Interprétations de 2001: l'odyssée de l'espace
par Margaret Stackhouse
 
Margaret Stackhouse avait quinze ans lorsqu'elle rédigea un essai sur 2001 dans le cadre de son travail scolaire peu après la sortie du film. Son professeur envoya son texte à Kubrick, qui devait confier à Jerome Agel : « Les réflexions de Margaret Stackhouse sur le film sont sans doute les plus intelligentes que j'ai lues à ce jour, et en disant cela, je tiens compte de tous les articles qui sont parus ainsi que des centaines et centaines de lettres que j'ai reçues. Une intelligence de tout premier ordre !» (Jerome Agel, The Making of Kubrick's 2001, New York: Signet, 1970)

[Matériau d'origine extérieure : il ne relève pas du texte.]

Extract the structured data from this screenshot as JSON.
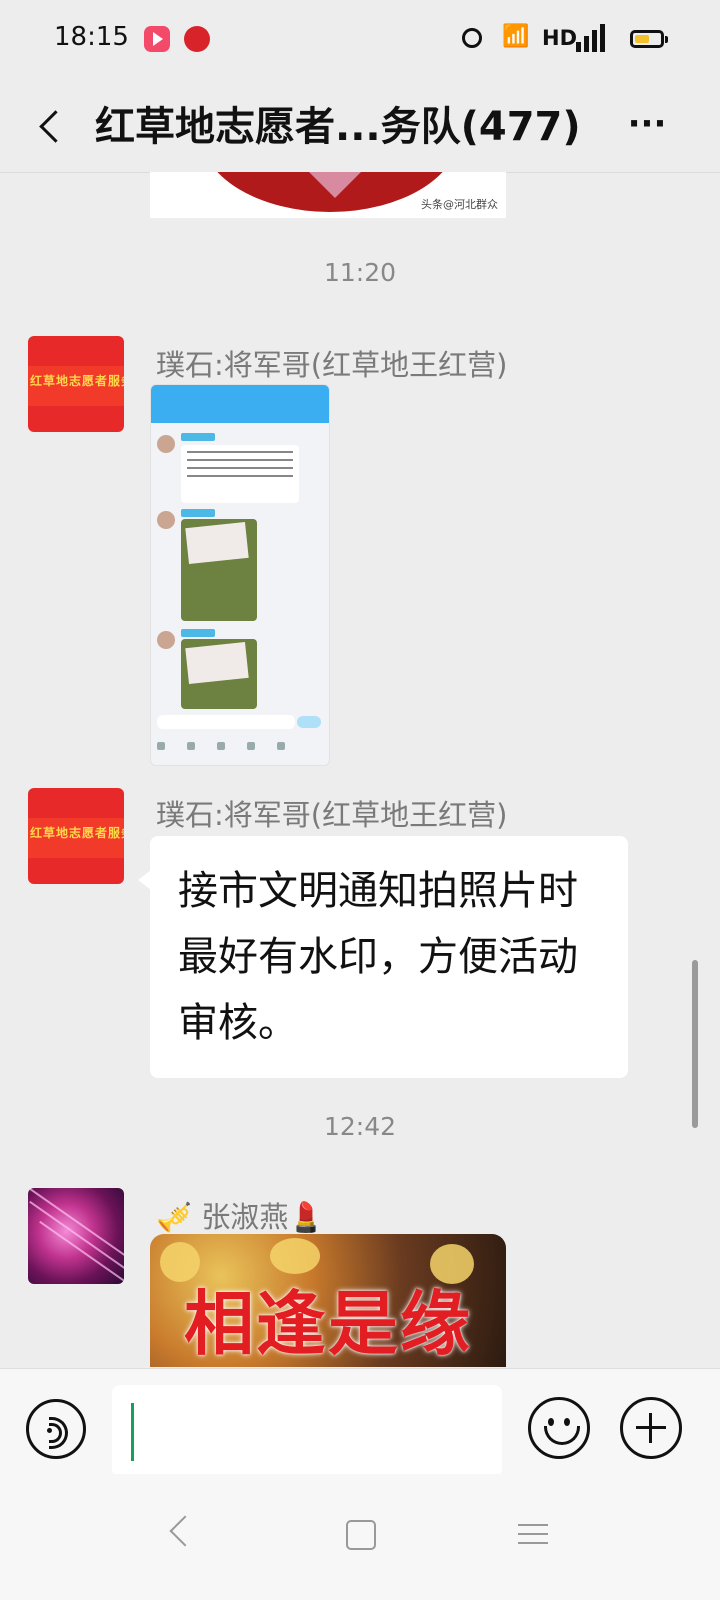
{
  "status_bar": {
    "time": "18:15",
    "network": "HD",
    "signal": "4G"
  },
  "header": {
    "title": "红草地志愿者...务队(477)",
    "more": "···"
  },
  "chat": {
    "top_image_watermark": "头条@河北群众",
    "messages": [
      {
        "type": "timestamp",
        "text": "11:20"
      },
      {
        "type": "image",
        "sender": "璞石:将军哥(红草地王红营)",
        "avatar_text": "红草地志愿者服务队"
      },
      {
        "type": "text",
        "sender": "璞石:将军哥(红草地王红营)",
        "avatar_text": "红草地志愿者服务队",
        "text": "接市文明通知拍照片时最好有水印，方便活动审核。"
      },
      {
        "type": "timestamp",
        "text": "12:42"
      },
      {
        "type": "sticker",
        "sender": "🎺 张淑燕💄",
        "sticker_text": "相逢是缘"
      }
    ]
  },
  "input": {
    "placeholder": ""
  }
}
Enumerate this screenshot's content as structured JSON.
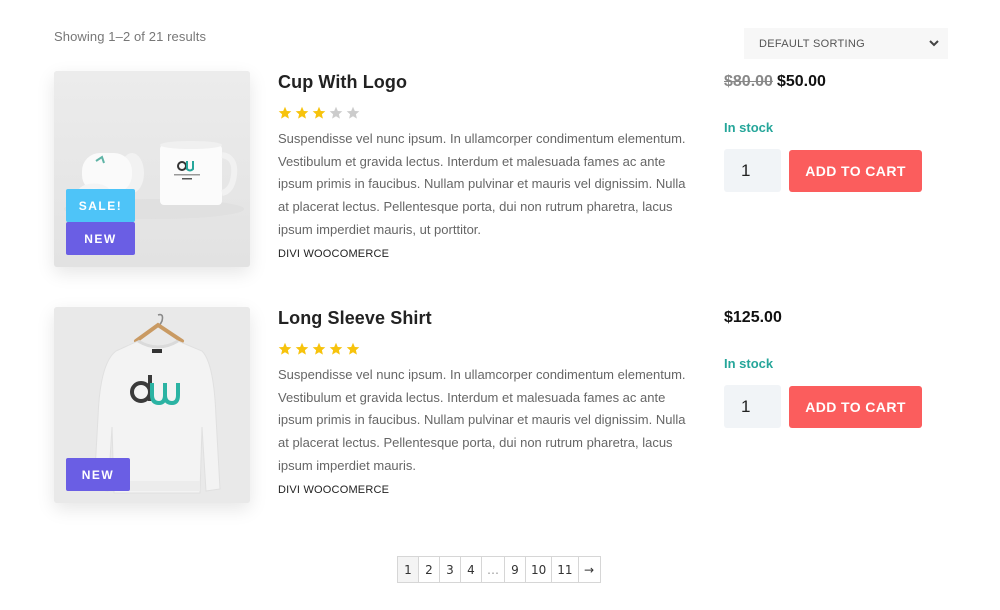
{
  "toolbar": {
    "result_count": "Showing 1–2 of 21 results",
    "sort_selected": "DEFAULT SORTING",
    "sort_icon": "chevron-down-icon"
  },
  "products": [
    {
      "title": "Cup With Logo",
      "rating": 3,
      "rating_max": 5,
      "description": "Suspendisse vel nunc ipsum. In ullamcorper condimentum elementum. Vestibulum et gravida lectus. Interdum et malesuada fames ac ante ipsum primis in faucibus. Nullam pulvinar et mauris vel dignissim. Nulla at placerat lectus. Pellentesque porta, dui non rutrum pharetra, lacus ipsum imperdiet mauris, ut porttitor.",
      "category": "DIVI WOOCOMERCE",
      "price_old": "$80.00",
      "price": "$50.00",
      "stock": "In stock",
      "quantity": "1",
      "add_to_cart": "ADD TO CART",
      "badges": [
        "SALE!",
        "NEW"
      ],
      "image": "mug-image"
    },
    {
      "title": "Long Sleeve Shirt",
      "rating": 5,
      "rating_max": 5,
      "description": "Suspendisse vel nunc ipsum. In ullamcorper condimentum elementum. Vestibulum et gravida lectus. Interdum et malesuada fames ac ante ipsum primis in faucibus. Nullam pulvinar et mauris vel dignissim. Nulla at placerat lectus. Pellentesque porta, dui non rutrum pharetra, lacus ipsum imperdiet mauris.",
      "category": "DIVI WOOCOMERCE",
      "price": "$125.00",
      "stock": "In stock",
      "quantity": "1",
      "add_to_cart": "ADD TO CART",
      "badges": [
        "NEW"
      ],
      "image": "sweatshirt-image"
    }
  ],
  "pagination": {
    "pages": [
      "1",
      "2",
      "3",
      "4",
      "…",
      "9",
      "10",
      "11",
      "→"
    ],
    "current": "1"
  },
  "colors": {
    "sale_badge": "#4ec4f8",
    "new_badge": "#6a5ee4",
    "add_to_cart": "#fb5d5d",
    "in_stock": "#26a69a",
    "star_filled": "#f7c30c",
    "star_empty": "#cccccc"
  }
}
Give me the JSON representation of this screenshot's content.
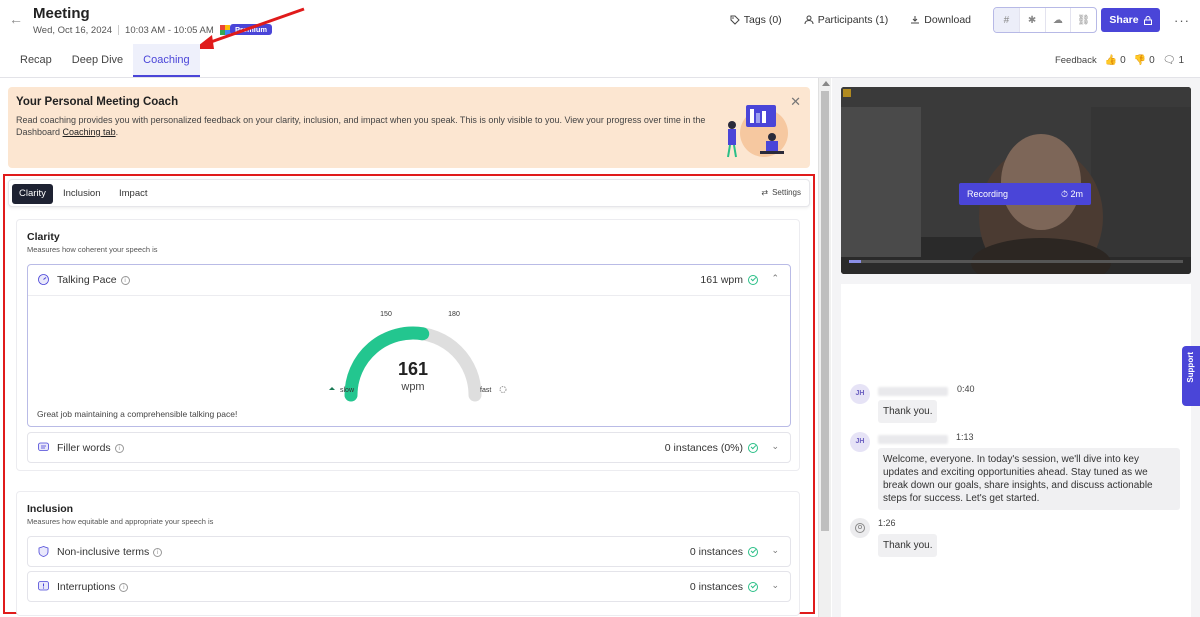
{
  "header": {
    "title": "Meeting",
    "date": "Wed, Oct 16, 2024",
    "time": "10:03 AM - 10:05 AM",
    "badge": "Premium",
    "actions": {
      "tags": "Tags (0)",
      "participants": "Participants (1)",
      "download": "Download",
      "share": "Share"
    },
    "tabs": [
      "Recap",
      "Deep Dive",
      "Coaching"
    ],
    "active_tab": "Coaching",
    "feedback": {
      "label": "Feedback",
      "thumbs_up": "0",
      "thumbs_down": "0",
      "comments": "1"
    }
  },
  "banner": {
    "title": "Your Personal Meeting Coach",
    "text": "Read coaching provides you with personalized feedback on your clarity, inclusion, and impact when you speak. This is only visible to you. View your progress over time in the Dashboard ",
    "link": "Coaching tab",
    "text_end": "."
  },
  "coaching": {
    "tabs": [
      "Clarity",
      "Inclusion",
      "Impact"
    ],
    "active_tab": "Clarity",
    "settings_label": "Settings",
    "clarity": {
      "title": "Clarity",
      "description": "Measures how coherent your speech is",
      "talking_pace": {
        "label": "Talking Pace",
        "value": "161 wpm",
        "gauge_value": "161",
        "gauge_unit": "wpm",
        "gauge_min_label": "150",
        "gauge_max_label": "180",
        "slow_label": "slow",
        "fast_label": "fast",
        "pace_level": 0.55,
        "message": "Great job maintaining a comprehensible talking pace!"
      },
      "filler_words": {
        "label": "Filler words",
        "value": "0 instances (0%)"
      }
    },
    "inclusion": {
      "title": "Inclusion",
      "description": "Measures how equitable and appropriate your speech is",
      "non_inclusive": {
        "label": "Non-inclusive terms",
        "value": "0 instances"
      },
      "interruptions": {
        "label": "Interruptions",
        "value": "0 instances"
      }
    }
  },
  "video": {
    "recording_label": "Recording",
    "recording_time": "2m"
  },
  "transcript": [
    {
      "initials": "JH",
      "time": "0:40",
      "text": "Thank you."
    },
    {
      "initials": "JH",
      "time": "1:13",
      "text": "Welcome, everyone. In today's session, we'll dive into key updates and exciting opportunities ahead. Stay tuned as we break down our goals, share insights, and discuss actionable steps for success. Let's get started."
    },
    {
      "initials": "",
      "time": "1:26",
      "text": "Thank you."
    }
  ],
  "support_label": "Support",
  "colors": {
    "accent": "#4a45d8",
    "success": "#2abf87",
    "banner_bg": "#fce6d1",
    "annotation_red": "#e01b1b"
  }
}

I. Le monolithe - source de connaissance et d'intelligence infinies.

A. Sa forme représente la perfection ; sa couleur, le noir, pourrait symboliser :

  1. Le mal et la mort, résultant de la mauvaise utilisation de la connaissance par l'homme ;
  2. L'incompréhensible - l'homme, de par ses sens limités, ne peut comprendre l'absence de couleur et de lumière (le noir parfait).

B. Sa première apparition.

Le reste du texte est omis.